Never really thought about the origins of it all, but your question got me curious, Ryan.

With a little research it looks like the main reason initially for team mascots was good luck, as the name mascot comes from the French word mascotte which meant "lucky charm". The ties between baseball and superstitions appear to go back all the way to its roots.

All from here:
https://www.theculturecrush.com/feature/mascots

But it actually all started out in the 1800’s when a little boy named Chic, who carried bats and ran errands for baseball players, became known as the teams good luck charm. According to an 1883 issue of The Sporting Life Magazine, “the players pinned their faith to Chic's luck-bringing qualities” and it was exactly those so-called good luck charm qualities and maybe a little superstition that laid the foundation for what have become the goofy, beloved, and mostly infamous mascots of both pro and amateur sports teams all over modern day America.

In America, the word evolved into its present day spelling, helped in part by the Sporting Life and The New York Times. In 1886, an issue of Sporting Life referred to a mascot connected to the Boston Browns baseball team, “Little Nick is the luckiest man in the country, and is certainly the Browns' mascott”—the “e” being dropped for the first time. The New York Times followed suit later that year when they lost the extra "t" when referencing a boy named Charlie Gallagher who was "said to have been born with teeth and is guaranteed to possess all the magic charms of a genuine mascot."

As we can see, most of the earliest mascots were either children or animals, and both were associated with good luck. It's not entirely clear who or what was the first human, but Chic is widely considered the most probable, especially considering his link with the first use of the word itself.
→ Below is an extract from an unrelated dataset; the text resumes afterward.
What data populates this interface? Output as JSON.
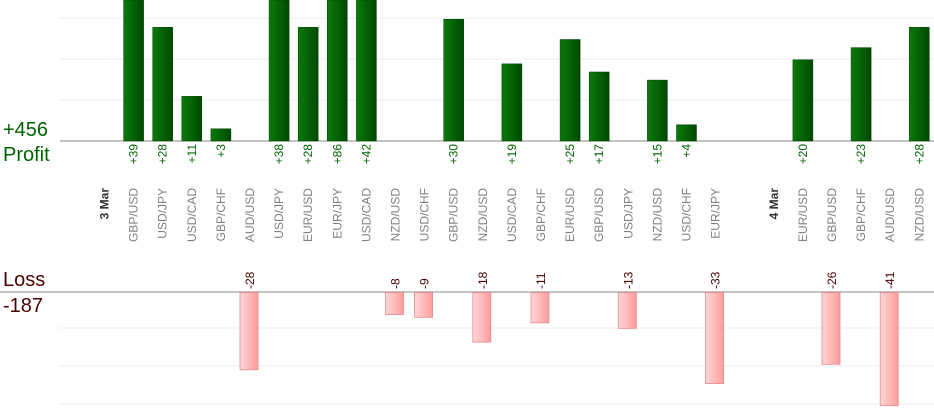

And as far as the first animal, an 1884 edition of the Cincinnati Enquirer said this in regards to a goat wandering around their baseball team: “The goat was probably looking for some show-bills, oyster-cans, or some other usually palatable dish for his stomach, but the audience could not see it in that light and thought he was an even better mascotte than the old-time favorite." It's entirely possible, however, that the first official animal mascot may have been Handsome Dan, a bulldog that belonged to a member of the Yale class of 1892. Handsome Dan remains Yale's mascot today, 18 versions later.

Last edited by CW; 10-31-2025 at 07:16 PM.